05/04/2002 12:00AM

Equality awaits Pimlico


While all eyes were on the Kentucky Derby at Churchill Downs, trainer Graham Motion was already preparing a horse for the second leg of the Triple Crown.

Motion, whose horses are stabled a few miles away from Delaware Park at Fair Hill, Md., sent out Equality for a five-furlong workout over a track labeled wet-fast last Monday. Equality, winner of the Grade 3 Tampa Bay Derby on March 17 and second in the $250,000 Aventura Stakes at Gulfstream Park a month ago, was timed in 1:00.80 for his breeze.

According to Motion, jockey Ramon Dominguez gave a glowing report on Equality's work, saying the colt broke off nicely, felt relaxed, and finished up strong. Dominguez will likely retain the mount if Equality starts in the Preakness.

Motion said he preferred to skip the Derby and shoot for the May 18 Preakness at Pimlico for several reasons.
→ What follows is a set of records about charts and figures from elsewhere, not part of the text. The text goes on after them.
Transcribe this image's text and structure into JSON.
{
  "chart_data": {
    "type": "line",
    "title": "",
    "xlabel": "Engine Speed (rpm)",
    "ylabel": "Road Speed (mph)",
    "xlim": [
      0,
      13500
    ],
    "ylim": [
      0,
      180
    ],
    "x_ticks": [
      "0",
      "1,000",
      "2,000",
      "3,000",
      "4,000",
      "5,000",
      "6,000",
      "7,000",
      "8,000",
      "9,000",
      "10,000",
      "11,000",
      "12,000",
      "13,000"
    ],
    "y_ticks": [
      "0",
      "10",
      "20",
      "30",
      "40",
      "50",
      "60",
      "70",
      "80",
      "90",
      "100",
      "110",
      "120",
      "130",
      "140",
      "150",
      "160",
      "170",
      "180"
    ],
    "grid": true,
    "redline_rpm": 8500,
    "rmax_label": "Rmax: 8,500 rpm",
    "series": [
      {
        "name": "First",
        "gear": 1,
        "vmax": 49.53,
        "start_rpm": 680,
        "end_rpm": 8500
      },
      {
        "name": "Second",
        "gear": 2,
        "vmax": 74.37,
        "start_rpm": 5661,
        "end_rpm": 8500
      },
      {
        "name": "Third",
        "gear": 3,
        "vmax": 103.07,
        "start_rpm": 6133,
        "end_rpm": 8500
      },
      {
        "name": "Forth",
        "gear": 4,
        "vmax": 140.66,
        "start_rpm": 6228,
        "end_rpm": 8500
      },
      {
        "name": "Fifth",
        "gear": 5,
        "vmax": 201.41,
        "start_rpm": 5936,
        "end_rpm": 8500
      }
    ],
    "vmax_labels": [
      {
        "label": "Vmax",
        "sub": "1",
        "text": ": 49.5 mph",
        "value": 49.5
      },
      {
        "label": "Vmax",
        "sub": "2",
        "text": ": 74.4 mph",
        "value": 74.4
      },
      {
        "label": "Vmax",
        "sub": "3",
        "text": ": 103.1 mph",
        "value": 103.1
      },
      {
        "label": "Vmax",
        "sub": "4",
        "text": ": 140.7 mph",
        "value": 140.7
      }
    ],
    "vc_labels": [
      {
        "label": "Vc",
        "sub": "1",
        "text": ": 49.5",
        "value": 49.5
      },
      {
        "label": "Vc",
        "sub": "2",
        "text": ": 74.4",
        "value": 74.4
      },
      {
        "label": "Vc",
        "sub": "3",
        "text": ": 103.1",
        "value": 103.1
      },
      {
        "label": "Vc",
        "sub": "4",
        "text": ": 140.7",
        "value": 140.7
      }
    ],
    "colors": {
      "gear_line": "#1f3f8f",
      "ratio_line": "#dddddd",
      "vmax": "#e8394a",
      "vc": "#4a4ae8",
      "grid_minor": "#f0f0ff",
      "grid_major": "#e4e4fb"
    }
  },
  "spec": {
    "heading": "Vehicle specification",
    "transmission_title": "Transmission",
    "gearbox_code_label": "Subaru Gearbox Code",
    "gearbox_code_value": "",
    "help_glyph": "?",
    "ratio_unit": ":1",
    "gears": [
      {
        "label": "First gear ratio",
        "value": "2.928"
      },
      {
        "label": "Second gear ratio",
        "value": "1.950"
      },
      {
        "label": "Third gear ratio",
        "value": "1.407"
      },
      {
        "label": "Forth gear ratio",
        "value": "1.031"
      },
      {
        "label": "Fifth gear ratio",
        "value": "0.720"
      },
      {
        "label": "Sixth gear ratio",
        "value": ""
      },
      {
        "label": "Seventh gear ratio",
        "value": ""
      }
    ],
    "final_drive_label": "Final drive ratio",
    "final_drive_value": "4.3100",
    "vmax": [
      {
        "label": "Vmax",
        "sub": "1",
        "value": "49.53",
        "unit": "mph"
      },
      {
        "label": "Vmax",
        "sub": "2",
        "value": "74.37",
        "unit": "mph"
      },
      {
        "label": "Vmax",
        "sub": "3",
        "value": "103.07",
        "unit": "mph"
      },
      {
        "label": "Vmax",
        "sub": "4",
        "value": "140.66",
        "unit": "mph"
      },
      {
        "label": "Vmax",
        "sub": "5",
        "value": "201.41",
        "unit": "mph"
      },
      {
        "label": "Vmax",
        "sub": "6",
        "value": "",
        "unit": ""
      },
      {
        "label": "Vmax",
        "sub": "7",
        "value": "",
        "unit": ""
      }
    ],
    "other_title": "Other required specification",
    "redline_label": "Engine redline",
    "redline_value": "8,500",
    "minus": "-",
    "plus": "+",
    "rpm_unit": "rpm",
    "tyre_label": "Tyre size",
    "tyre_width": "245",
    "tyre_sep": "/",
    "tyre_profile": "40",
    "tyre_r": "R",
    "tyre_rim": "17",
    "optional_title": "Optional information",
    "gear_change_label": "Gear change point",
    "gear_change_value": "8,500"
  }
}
"The Derby is probably the toughest race to win in the world," Motion said. "I think it can also be one of the hardest races on a 3-year-old. We also felt that he might not be quite ready at this time. The Preakness will give him a little more time and it is not quite such a mad house. I think it's a sensible course for the horse to point toward the Preakness."

Although Motion has made tentative plans to run Equality in the Preakness, he wants to evaluate the results of the Derby and gauge the prospective field before making a final decision.

Cat Chat to stretch out

The bettors weren't happy when Cat Chat failed as the 3-5 favorite last Saturday, but trainer Alan Goldberg said he was encouraged by his filly's second-place finish against allowance company.

The 4-year-old Chat Cat, racing for the first time since she was injured in the Grade 1 Prioress at Belmont Park last July 4, finished 4 1/2 lengths behind Tra La in a six-furlong sprint that went in 1:11.96.

Goldberg said he is uncertain where Chat Cat, winner of the Grade 2 Nassau County Stakes at Belmont last year, will run next, but said he would like to stretch her out to a longer distance.

* Track announcer John Curran, who had not missed a live racing day since the track reopened in 1984, a streak of 2,309 live programs, had his iron-man streak ended last Tuesday. Curran is out with a minor illness and expects to be back on the job by next Saturday.